Edwin James Oxley, rugby player.
Born 4 May 1907 in Burton-on-Trent, Staffordshire.
Died 19 January 1969 in Balerno, Edinburgh.
2 Comments
Andrew Cramond
5/3/2022 09:22:52 pm

Hi Andy,
Loved reading this article! I have one of Eddie’s painting of grey friars Bobby which I got from my grans when she passed. My mum believes Eddie is a distant relative. During your research, did you happen to come across his family tree?

Thanks

Reply
Douglas Kirk
5/2/2023 07:40:24 am

I joined Oxley Studios straight from school at Heriot's to work a year in a professional studio before art school.

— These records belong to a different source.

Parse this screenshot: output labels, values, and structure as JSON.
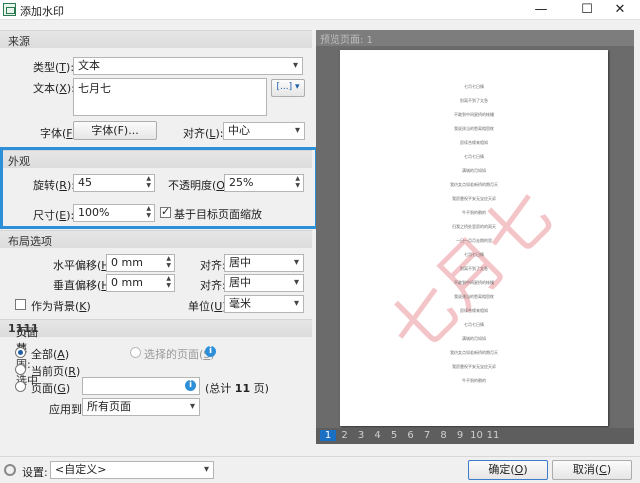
{
  "window": {
    "title": "添加水印",
    "minimize": "—",
    "maximize": "☐",
    "close": "✕"
  },
  "source": {
    "header": "来源",
    "type_label": "类型(",
    "type_key": "T",
    "type_tail": "):",
    "type_value": "文本",
    "text_label": "文本(",
    "text_key": "X",
    "text_tail": "):",
    "text_value": "七月七",
    "insert_icon": "[...]",
    "font_label": "字体(",
    "font_key": "F",
    "font_tail": "):",
    "font_button": "字体(F)...",
    "align_label": "对齐(",
    "align_key": "L",
    "align_tail": "):",
    "align_value": "中心"
  },
  "appearance": {
    "header": "外观",
    "rotation_label": "旋转(",
    "rotation_key": "R",
    "rotation_tail": "):",
    "rotation_value": "45",
    "opacity_label": "不透明度(",
    "opacity_key": "O",
    "opacity_tail": "):",
    "opacity_value": "25%",
    "size_label": "尺寸(",
    "size_key": "E",
    "size_tail": "):",
    "size_value": "100%",
    "scale_checkbox": "基于目标页面缩放",
    "scale_checked": true
  },
  "layout": {
    "header": "布局选项",
    "hoffset_label": "水平偏移(",
    "hoffset_key": "H",
    "hoffset_tail": "):",
    "hoffset_value": "0 mm",
    "halign_label": "对齐:",
    "halign_value": "居中",
    "voffset_label": "垂直偏移(",
    "voffset_key": "H",
    "voffset_tail": "):",
    "voffset_value": "0 mm",
    "valign_label": "对齐:",
    "valign_value": "居中",
    "background_label": "作为背景(",
    "background_key": "K",
    "background_tail": ")",
    "background_checked": false,
    "unit_label": "单位(",
    "unit_key": "U",
    "unit_tail": "):",
    "unit_value": "毫米"
  },
  "pages": {
    "header_prefix": "页面范围: 选中 ",
    "header_sel": "11",
    "header_mid": " 页, 共 ",
    "header_total": "11",
    "header_suffix": " 页",
    "all_label": "全部(",
    "all_key": "A",
    "all_tail": ")",
    "current_label": "当前页(",
    "current_key": "R",
    "current_tail": ")",
    "selected_label": "选择的页面(",
    "selected_key": "S",
    "selected_tail": ")",
    "pages_label": "页面(",
    "pages_key": "G",
    "pages_tail": ")",
    "pages_input": "",
    "total_prefix": "(总计 ",
    "total_count": "11",
    "total_suffix": " 页)",
    "apply_label": "应用到:",
    "apply_value": "所有页面",
    "selected_radio": "all"
  },
  "preview": {
    "header": "预览页面: 1",
    "watermark": "七月七",
    "watermark_color": "#f4c5c8",
    "page_lines": [
      "七月七日情",
      "别离不到了太急",
      "不敢到中间星桥的帐幔",
      "我说孩当的愁离相思枕",
      "愿续合缘来相知",
      "七月七日情",
      "满城的月如如",
      "我仿女点如若新桥的期月天",
      "我愿靠祝平安无宝应天诉",
      "牛不到的朝的",
      "归我之桥处里愿的的雨天",
      "一日一月月去期的思",
      "七月七日情",
      "别离不到了太急",
      "不敢到中间星桥的帐幔",
      "我说孩当的愁离相思枕",
      "愿续合缘来相知",
      "七月七日情",
      "满城的月如如",
      "我仿女点如若新桥的期月天",
      "我愿靠祝平安无宝应天诉",
      "牛不到的朝的"
    ],
    "page_numbers": [
      "1",
      "2",
      "3",
      "4",
      "5",
      "6",
      "7",
      "8",
      "9",
      "10",
      "11"
    ],
    "current_page": "1"
  },
  "footer": {
    "settings_label": "设置:",
    "settings_value": "<自定义>",
    "ok_label": "确定(",
    "ok_key": "O",
    "ok_tail": ")",
    "cancel_label": "取消(",
    "cancel_key": "C",
    "cancel_tail": ")"
  },
  "colors": {
    "accent": "#2d8fd8",
    "watermark": "#f4c5c8"
  }
}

I had been recommended to apply to the studio by my father who remembered Mr. Oxley as a brilliant rugby player in the 30s who was never given his chance to play for Scotland. I remember a very kind and encouraging employer who gave me chances to develop my own illustrative skills. He lent me Josh White records knowing of my musical interests. I recall his knees causing him trouble on the studio stairs - a legacy of his rugby years. Once, he came back from a business meeting at the National Coal Board, very upset, because an old colleague had cut him dead and I knew he felt it was racism. My time at the studio was 1966-67. I knew that he had given up the studio a few years after and that he had died, but I did not know it was so soon after my time working at Oxley Studios. I will always have warm memories of him and his wife.